Антонина подкрашивала губы, солнечный луч, стрельнув от ее зеркальца, прошел сзади по глазам Валерки Зуева. Тот тревожно дрогнул, захлопал ресницами. Антонина, заметив это, в упор навела на него зеркальце и, остро поднимая подбородок красивого моложавого лица, улыбалась.
Валерка усмехнулся и хмуро отвернулся к окну.
Автобус вдруг так тряхнуло, что Олег, дремавший рядом с Анной, резко передернулся, ткнулся носом в ручку переднего сиденья и застонал.
– Видали, а? – остановив автобус, возбужденно крикнул в салон шофер Толя. – Нет, вы видали? Как он его!..
– Ну что еще? – растирая лицо руками, недовольно спросил Олег.
– Ястреб голубя – слушай, как он его! Кружит, кружит, как голубь его не видел, а? Ох, таранул! И облетел… Слушай, выжидает.
– А голубь? – проснулась Тюлькина.
– Что голубь, лежит кверху лапами.
– Как это? Раненый?
– Может, убитый…
– Слушай, я пойду, я подберу его… Так нельзя.
– О господи, – простонала Антонина, ероша перед зеркальцем густые, черные волосы, – не мешайте природе жить. Все это розовые слюни, милая.
– Знаешь, мне всегда жалко…
– Тюлькина, – перебил ее Олег, – в твоем подъезде кошки живут.
– Ну и что…
– Дохнут зимой в подвалах. Что-то я у тебя ни одной кошки не видал в квартире. А ведь тоже природа…
– Я думаю, природа уже тем хороша, что я есть и сижу с вами в автобусе. – Антонина щелкнула сумочкой и повернулась ко всем нежно подсвеченным от окна быстроглазым, изящным личиком. Земляничный аромат – основная ценность губной помады, которую она за бешеные деньги доставала где-то в Прибалтике. Антонина засмеялась и, подняв с затылка сыпучие волосы, лукаво подмигнула: – А? Цените!
– Пижма! Толя, пижма, – подала вдруг голос Заслуженная. – Подожди, я быстро наломаю.
– Что вы, что вы, Софья Андреевна, – испуганно встрял Венька. – Товарищи, мы опаздываем…
Шофер вздохнул и взялся за руль. Старенький автобус затарахтел, зачихал, тронулся. Оленька вынула из сумочки вязание, растянула его на коленях. Анна с нескрываемой уже неприязнью выглядела светлую прядь над розовым Оленькиным ухом и в который раз подумала, что ей самой тоже пора научиться вязать.

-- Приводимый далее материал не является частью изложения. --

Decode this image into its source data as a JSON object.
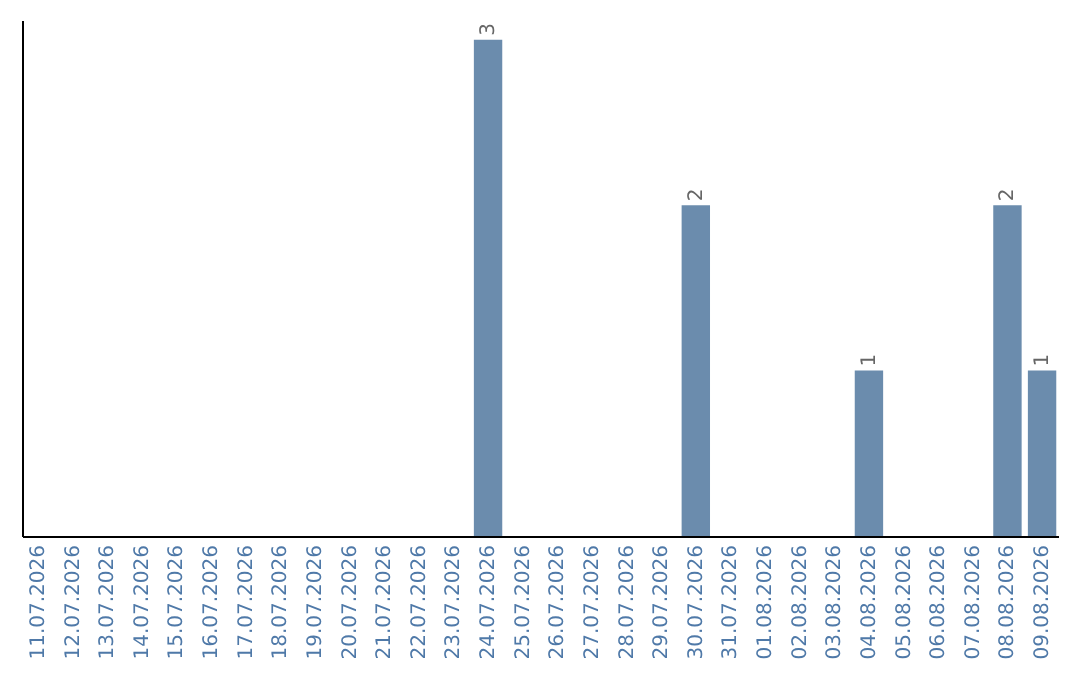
{
  "chart_data": {
    "type": "bar",
    "categories": [
      "11.07.2026",
      "12.07.2026",
      "13.07.2026",
      "14.07.2026",
      "15.07.2026",
      "16.07.2026",
      "17.07.2026",
      "18.07.2026",
      "19.07.2026",
      "20.07.2026",
      "21.07.2026",
      "22.07.2026",
      "23.07.2026",
      "24.07.2026",
      "25.07.2026",
      "26.07.2026",
      "27.07.2026",
      "28.07.2026",
      "29.07.2026",
      "30.07.2026",
      "31.07.2026",
      "01.08.2026",
      "02.08.2026",
      "03.08.2026",
      "04.08.2026",
      "05.08.2026",
      "06.08.2026",
      "07.08.2026",
      "08.08.2026",
      "09.08.2026"
    ],
    "values": [
      null,
      null,
      null,
      null,
      null,
      null,
      null,
      null,
      null,
      null,
      null,
      null,
      null,
      3,
      null,
      null,
      null,
      null,
      null,
      2,
      null,
      null,
      null,
      null,
      1,
      null,
      null,
      null,
      2,
      1
    ],
    "value_labels": [
      null,
      null,
      null,
      null,
      null,
      null,
      null,
      null,
      null,
      null,
      null,
      null,
      null,
      "3",
      null,
      null,
      null,
      null,
      null,
      "2",
      null,
      null,
      null,
      null,
      "1",
      null,
      null,
      null,
      "2",
      "1"
    ],
    "color": "#6b8cad",
    "tick_labels": "x",
    "grid": false
  }
}
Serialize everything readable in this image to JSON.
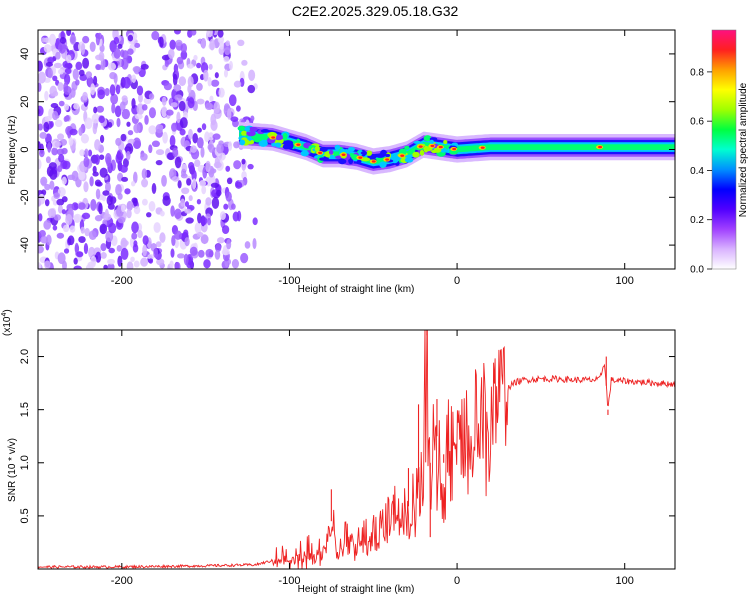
{
  "title": "C2E2.2025.329.05.18.G32",
  "chart_data": [
    {
      "type": "heatmap",
      "title": "C2E2.2025.329.05.18.G32",
      "xlabel": "Height of straight line (km)",
      "ylabel": "Frequency (Hz)",
      "xlim": [
        -250,
        130
      ],
      "ylim": [
        -50,
        50
      ],
      "x_ticks": [
        -200,
        -100,
        0,
        100
      ],
      "y_ticks": [
        -40,
        -20,
        0,
        20,
        40
      ],
      "colorbar": {
        "label": "Normalized spectral amplitude",
        "range": [
          0,
          0.97
        ],
        "ticks": [
          "0.0",
          "0.2",
          "0.4",
          "0.6",
          "0.8"
        ],
        "colors": [
          "#ffffff",
          "#d9b3ff",
          "#a040ff",
          "#5000ff",
          "#0000ff",
          "#0090ff",
          "#00ffd0",
          "#00ff40",
          "#a0ff00",
          "#ffff00",
          "#ffa000",
          "#ff2020",
          "#ff1080"
        ]
      },
      "noise_region": {
        "x": [
          -250,
          -120
        ],
        "y": [
          -50,
          50
        ]
      },
      "signal_ridge": {
        "x": [
          -130,
          -110,
          -100,
          -90,
          -80,
          -70,
          -60,
          -50,
          -40,
          -30,
          -20,
          -10,
          0,
          20,
          50,
          80,
          90,
          110,
          130
        ],
        "y": [
          6,
          5,
          3,
          1,
          -2,
          -2,
          -3,
          -5,
          -4,
          -2,
          2,
          1,
          0,
          1,
          1,
          1,
          1,
          1,
          1
        ]
      }
    },
    {
      "type": "line",
      "xlabel": "Height of straight line (km)",
      "ylabel": "SNR (10 * v/v)",
      "y_multiplier": "(x10",
      "y_exponent": "4",
      "y_multiplier_close": ")",
      "xlim": [
        -250,
        130
      ],
      "ylim": [
        0,
        2.25
      ],
      "x_ticks": [
        -200,
        -100,
        0,
        100
      ],
      "y_ticks": [
        0.5,
        1.0,
        1.5,
        2.0
      ],
      "y_tick_labels": [
        "0.5",
        "1.0",
        "1.5",
        "2.0"
      ],
      "color": "#ee2222",
      "series": [
        {
          "name": "SNR",
          "x": [
            -250,
            -200,
            -150,
            -120,
            -110,
            -100,
            -90,
            -80,
            -75,
            -70,
            -65,
            -60,
            -55,
            -50,
            -45,
            -40,
            -35,
            -30,
            -25,
            -22,
            -20,
            -18,
            -16,
            -14,
            -10,
            -5,
            0,
            5,
            10,
            15,
            20,
            25,
            30,
            35,
            40,
            50,
            60,
            70,
            80,
            85,
            88,
            90,
            92,
            95,
            100,
            110,
            120,
            130
          ],
          "y": [
            0.02,
            0.02,
            0.03,
            0.04,
            0.08,
            0.12,
            0.15,
            0.2,
            0.45,
            0.2,
            0.3,
            0.25,
            0.35,
            0.3,
            0.5,
            0.45,
            0.6,
            0.55,
            0.75,
            0.85,
            1.4,
            2.2,
            1.0,
            1.5,
            1.0,
            1.2,
            1.25,
            1.3,
            1.4,
            1.5,
            1.6,
            1.65,
            1.7,
            1.76,
            1.78,
            1.79,
            1.79,
            1.78,
            1.78,
            1.78,
            1.95,
            1.5,
            1.78,
            1.77,
            1.77,
            1.76,
            1.75,
            1.74
          ]
        }
      ],
      "spikes": [
        {
          "x": -75,
          "y": 0.75
        },
        {
          "x": -38,
          "y": 0.7
        },
        {
          "x": -29,
          "y": 0.95
        },
        {
          "x": -23,
          "y": 1.55
        },
        {
          "x": -18,
          "y": 2.25
        },
        {
          "x": -16,
          "y": 0.3
        },
        {
          "x": -12,
          "y": 1.6
        },
        {
          "x": -8,
          "y": 1.0
        },
        {
          "x": 89,
          "y": 2.0
        },
        {
          "x": 90,
          "y": 1.45
        }
      ]
    }
  ]
}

– А мне жалко, мне всегда всех жалко, – грустно продолжала Тюлькина.
– У нас ты одна добрая, – хрипло сказала Егорова, – остальные так, пеньки…
– Прекратите базар, – лениво остановил ее Олег. – Пора подумать о спектакле.
– Я не машина. Хватит того, что я три раза в день кручусь в ширме. Если об этом еще думать с утра, я сама скоро куклой стану. Молотим с утра до вечера, – негромко вздохнула Антонина, – и никаких тебе переработок.
– Искусство должно быть подвижническим, – задумчивым басом вставил старый артист Гомолко, ковыряя спичкой в зубах.
– Ну вот, все проснулись, – откликнулся на его голос Олег, – читайте газеты.
Анна нашарила пальцами под рукавом у Олега часы, муж понял ее по-своему, обнял под кофточкой, шершаво провел ладонью по голой коже. Анна быстро отшатнулась от него, оглянулась – не видит ли кто.
– Глупенькая, – грустно шепнул ей в ухо Олег и, отвалившись на спинку сиденья, воззвал: – Споем, граждане республиканцы!
– Проснись и пой, – ответила ему Тюлькина, заерзала на сиденье. – Толя, ты полегче там, я навожу лицо.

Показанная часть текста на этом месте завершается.